GENOME ANNOUNCEMENT
Citrobacter sp. is a ubiquitous Gram-negative enteric coccobacillus from the family of
Enterobacteriaceae. Despite the pathogenicity of
Citrobacter sp., biotechnological significance of the bacterium was reported mainly in dye decolorization, heavy metal precipitation, and biohydrogen production (
1,
6,
7,
10). A local strain of
Citrobacter sp., designated strain A1, was isolated from a sewage oxidation pond in the vicinity of Universiti Teknologi Malaysia in 1997 (N. A. A. Rashid, A. R. H. M. Yusoff, R. Ahmad, S. Misran, G. F. Chan, and P. Murugaiya, presented at the Simposium Kimia Analisis, Kuala Terengganu, Terengganu, Malaysia, 22 July 1999). Based on a carbon source utilization test (Biolog) and 16S rRNA gene sequences, strain A1 was closely related to
Citrobacter freundii (
2).
Strain A1 shows great potential in the decolorization of a broad range of azo dyes under microaerophilic conditions at 45°C. Strain A1 was found to possess a flavin reductase which is involved in the reduction of azo bond in various dyes (
2,
11). Furthermore, the potential of strain A1 to operate as a bacterial consortium with other bacteria was explored. The syntropic interaction between strain A1,
Enterococcus casseliflavus C1, and
Enterobacter cloacae L17 enhanced the biodegradation of azo dye (
3). Under microaerophilic conditions, the decolorization of amaranth by the consortium led to the production of hydrazo intermediate, followed by symmetric reductive cleavage to form aromatic amines, namely, 1-aminonaphthalene-4-sulfonic acid and 1-aminonaphthalene-2-hydroxy-3,6-disulfonic acid. The successive biotransformation of these dye intermediates via reductive deamination and desulfonation may be carried out by strain A1 (
3). Further aerobic incubation led to the further catabolism of the dye intermediates to benzoyl-coenzyme A (CoA), protocatechuate, salicylate, gentisate, catechol, and cinnamic acid, which can be channeled into the beta-ketoadipate pathway (
3). In addition, strain A1 can produce slimy extracellular polymeric substance (EPS) during azo dye decolorization which may serve as a protection for the bacterial consortium against harmful chemicals in the environment. In order to gain further insight into the versatility of strain A1 for future biotechnological applications, the genome of this bacterium was sequenced.

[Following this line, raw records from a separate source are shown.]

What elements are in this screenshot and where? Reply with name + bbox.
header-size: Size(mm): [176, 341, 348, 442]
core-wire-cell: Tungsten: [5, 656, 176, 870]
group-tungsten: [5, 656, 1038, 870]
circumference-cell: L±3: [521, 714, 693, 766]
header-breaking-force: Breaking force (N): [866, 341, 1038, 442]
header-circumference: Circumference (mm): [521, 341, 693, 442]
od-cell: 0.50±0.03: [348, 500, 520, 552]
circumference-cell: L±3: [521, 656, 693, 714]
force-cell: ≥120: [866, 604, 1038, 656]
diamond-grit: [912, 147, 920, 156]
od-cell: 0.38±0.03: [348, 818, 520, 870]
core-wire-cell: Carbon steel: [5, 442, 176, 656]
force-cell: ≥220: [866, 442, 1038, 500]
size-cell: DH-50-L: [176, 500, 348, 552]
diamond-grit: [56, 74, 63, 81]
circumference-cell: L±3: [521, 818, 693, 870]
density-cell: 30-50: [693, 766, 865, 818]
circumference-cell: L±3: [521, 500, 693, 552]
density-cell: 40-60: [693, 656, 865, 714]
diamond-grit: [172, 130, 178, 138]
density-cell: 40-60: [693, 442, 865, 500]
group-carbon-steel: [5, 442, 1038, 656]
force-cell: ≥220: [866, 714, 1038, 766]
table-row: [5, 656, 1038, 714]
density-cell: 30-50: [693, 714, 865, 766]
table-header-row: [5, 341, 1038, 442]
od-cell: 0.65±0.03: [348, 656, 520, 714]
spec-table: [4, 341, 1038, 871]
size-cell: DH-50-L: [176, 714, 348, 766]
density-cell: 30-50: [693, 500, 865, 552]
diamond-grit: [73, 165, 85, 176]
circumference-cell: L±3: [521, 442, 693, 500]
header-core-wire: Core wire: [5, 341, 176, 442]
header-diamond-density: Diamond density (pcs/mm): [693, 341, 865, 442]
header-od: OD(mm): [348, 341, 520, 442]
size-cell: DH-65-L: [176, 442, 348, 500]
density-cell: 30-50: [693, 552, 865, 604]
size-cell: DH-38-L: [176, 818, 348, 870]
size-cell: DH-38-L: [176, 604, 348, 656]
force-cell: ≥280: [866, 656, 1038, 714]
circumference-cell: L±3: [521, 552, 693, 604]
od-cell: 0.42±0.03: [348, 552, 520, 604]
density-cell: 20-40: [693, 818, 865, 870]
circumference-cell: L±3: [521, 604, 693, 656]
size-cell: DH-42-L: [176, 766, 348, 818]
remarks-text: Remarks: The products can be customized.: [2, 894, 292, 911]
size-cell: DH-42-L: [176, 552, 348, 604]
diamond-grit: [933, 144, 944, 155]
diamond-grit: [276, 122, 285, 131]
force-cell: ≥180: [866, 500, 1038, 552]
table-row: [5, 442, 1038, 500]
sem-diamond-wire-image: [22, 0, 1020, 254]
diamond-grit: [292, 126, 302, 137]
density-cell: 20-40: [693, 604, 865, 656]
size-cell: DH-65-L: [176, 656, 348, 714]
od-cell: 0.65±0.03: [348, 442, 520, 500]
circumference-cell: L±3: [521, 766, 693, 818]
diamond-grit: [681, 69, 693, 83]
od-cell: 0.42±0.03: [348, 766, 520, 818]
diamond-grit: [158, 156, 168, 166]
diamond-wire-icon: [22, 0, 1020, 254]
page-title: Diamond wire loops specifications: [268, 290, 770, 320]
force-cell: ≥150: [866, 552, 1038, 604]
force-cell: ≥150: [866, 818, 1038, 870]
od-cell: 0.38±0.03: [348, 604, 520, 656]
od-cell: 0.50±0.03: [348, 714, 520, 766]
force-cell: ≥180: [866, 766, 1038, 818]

The draft genome sequence of
Citrobacter sp. A1 was determined using Genome Analyzer IIx (100-bp paired-end reads). The paired-end reads were assembled
de novo into 74 contigs (121× coverage) using CLC Genomics Workbench 4.8 (CLC bio, Denmark). The
N50 length is 227,071 bp, and the longest contig is 719,223 bp. The open reading frames (ORFs), tRNAs, and rRNAs were determined using Prodigal 2.60, RNAmmer 1.2, and tRNAscan-SE 1.3, respectively (
5,
8,
9). Subsequent annotation was performed using Blast2GO (
4). The draft genome sequence contains 5,096,012 bp with an average GC content of 51.81%. A total of 4,853 ORFs, 63 tRNAs, and 4 rRNAs were identified.
Citrobacter sp. A1 possesses genes for azo reduction, deamination, and desulfonation, as well as for the degradation of benzoate, catechol, gentisate, and protocatechuate. In addition, the draft genome of the bacterium reveals its potential in heavy metal reduction, nitrate reduction, sulfate assimilation, quorum sensing, and biofilm formation. This reflects on the catabolic versatility of Citrobacter sp. A1, which holds promise in the biodegradation of various xenobiotics and the bioremediation of heavy metals.
Nucleotide sequence accession numbers.
This whole-genome shotgun project of Citrobacter sp. A1 has been deposited at DDBJ/EMBL/GenBank under the accession number AKTT00000000. The version described in this paper is the first version, AKTT01000000.